The vivid purple hue of this cake comes from the ube, or purple yam, that gets mixed into the batter. The delicate yet distinctive taste makes ube cake a staple at Filipino celebrations, where it’s often frosted with coconut. Stash some snack packs in your carry-on so you can munch on tiny purple cakes like a fairy princess.
Traditionally made during the Lunar New Year, these tiny embellished cakes are almost too pretty to eat. They’re surprisingly heavy, with the crumbly golden pastry encasing a dense filling. Although they can be made savoury, sweet lotus seed paste is the OG. It’s meant to be sliced into triangles like a full-size cake, but if you can’t resist biting right in, we won’t tell.
Namkeen or mithai? With bak kwa, the answer is yes. Thin slices of dried pork are glazed with soy sauce, spices, and sugar to create this popular Lunar New Year delicacy. It’s chewy, slightly crispy, sweet, and savoury – so whatever your craving of the moment happens to be, bak kwa is the solution.
Salted egg chips
The Singaporean obsession with salted egg flavouring extends to an endless array of pastries and snacks. It makes sense once you realise that salted egg tastes neither like salt, nor like eggs. Instead, it’s rich and custardy with a savoury hit – just what you want from a crunchy chip. Ordinary potato chips are a good option, and if you like seafood, you should give the salted egg fish-skin crisps a go. As long as it’s salted egg, it’s all good.
Kaya toast is the ultimate Singaporean street food breakfast, and it’s a fantastic start to the day. Cafés spread this coconut jam and a hefty slab of butter between toast, designed for dipping in coffee and an optional soft-boiled egg. Take your bun-maska game to new heights with a jar of kaya.

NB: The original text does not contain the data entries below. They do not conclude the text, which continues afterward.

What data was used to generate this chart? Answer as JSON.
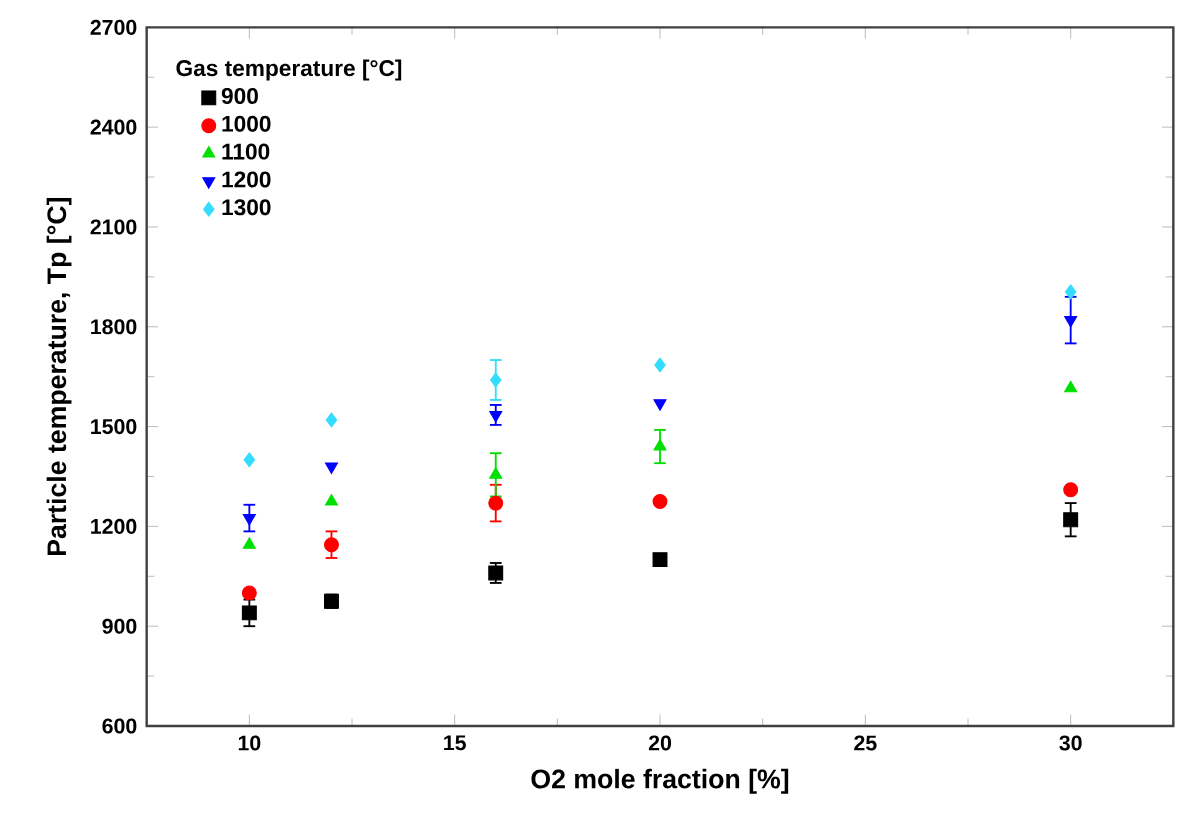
{
  "chart_data": {
    "type": "scatter",
    "xlabel": "O2 mole fraction [%]",
    "ylabel": "Particle temperature, Tp [°C]",
    "legend_title": "Gas temperature [°C]",
    "legend": "top left",
    "grid": false,
    "x": [
      10,
      12,
      16,
      20,
      30
    ],
    "xlim": [
      7.5,
      32.5
    ],
    "xticks": [
      10,
      15,
      20,
      25,
      30
    ],
    "ylim": [
      600,
      2700
    ],
    "yticks": [
      600,
      900,
      1200,
      1500,
      1800,
      2100,
      2400,
      2700
    ],
    "series": [
      {
        "name": "900",
        "color": "#000000",
        "marker": "square",
        "values": [
          940,
          975,
          1060,
          1100,
          1220
        ],
        "errors": [
          40,
          20,
          30,
          null,
          50
        ]
      },
      {
        "name": "1000",
        "color": "#ff0000",
        "marker": "circle",
        "values": [
          1000,
          1145,
          1270,
          1275,
          1310
        ],
        "errors": [
          null,
          40,
          55,
          null,
          null
        ]
      },
      {
        "name": "1100",
        "color": "#00e000",
        "marker": "triangle",
        "values": [
          1145,
          1275,
          1355,
          1440,
          1615
        ],
        "errors": [
          null,
          null,
          65,
          50,
          null
        ]
      },
      {
        "name": "1200",
        "color": "#0000ff",
        "marker": "triangle-down",
        "values": [
          1225,
          1380,
          1535,
          1570,
          1820
        ],
        "errors": [
          40,
          null,
          30,
          null,
          70
        ]
      },
      {
        "name": "1300",
        "color": "#33ddff",
        "marker": "diamond",
        "values": [
          1400,
          1520,
          1640,
          1685,
          1905
        ],
        "errors": [
          null,
          null,
          60,
          null,
          null
        ]
      }
    ]
  }
}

Marmite is the Maleficent of condiments, a dark goopy villain who is really just misunderstood because she can’t be Nutella. Yet Marmite is packed with umami flavour and fortified with essential B vitamins, so a spoonful goes a long way. Stir it into your soups and sauces, spread it on your buttered toast, and fall in love. Find your one true jar with variations like chilli, peanut butter Marmite, and the newly released truffle Marmite.
The second best part of afternoon tea is the fancy tiered trays and dainty cups. The best part is clotted cream. Scones, after all, are merely a vehicle to transport clotted cream into your mouth. While British biscuits like shortbread or Jaffa cakes will always find space in your luggage, make some room for a shelf-stable pot of the good stuff.
Sarawak layer cake
Picture this: You’re sitting in a bakery in Malaysia when you spot this towering slice on the counter. You lock eyes and it’s love at first sight. This stunning creation is the Idris Elba of cakes, guaranteed to draw gasps and swoon wherever it goes. Is it a work of art or a straight-up snack? You be the judge.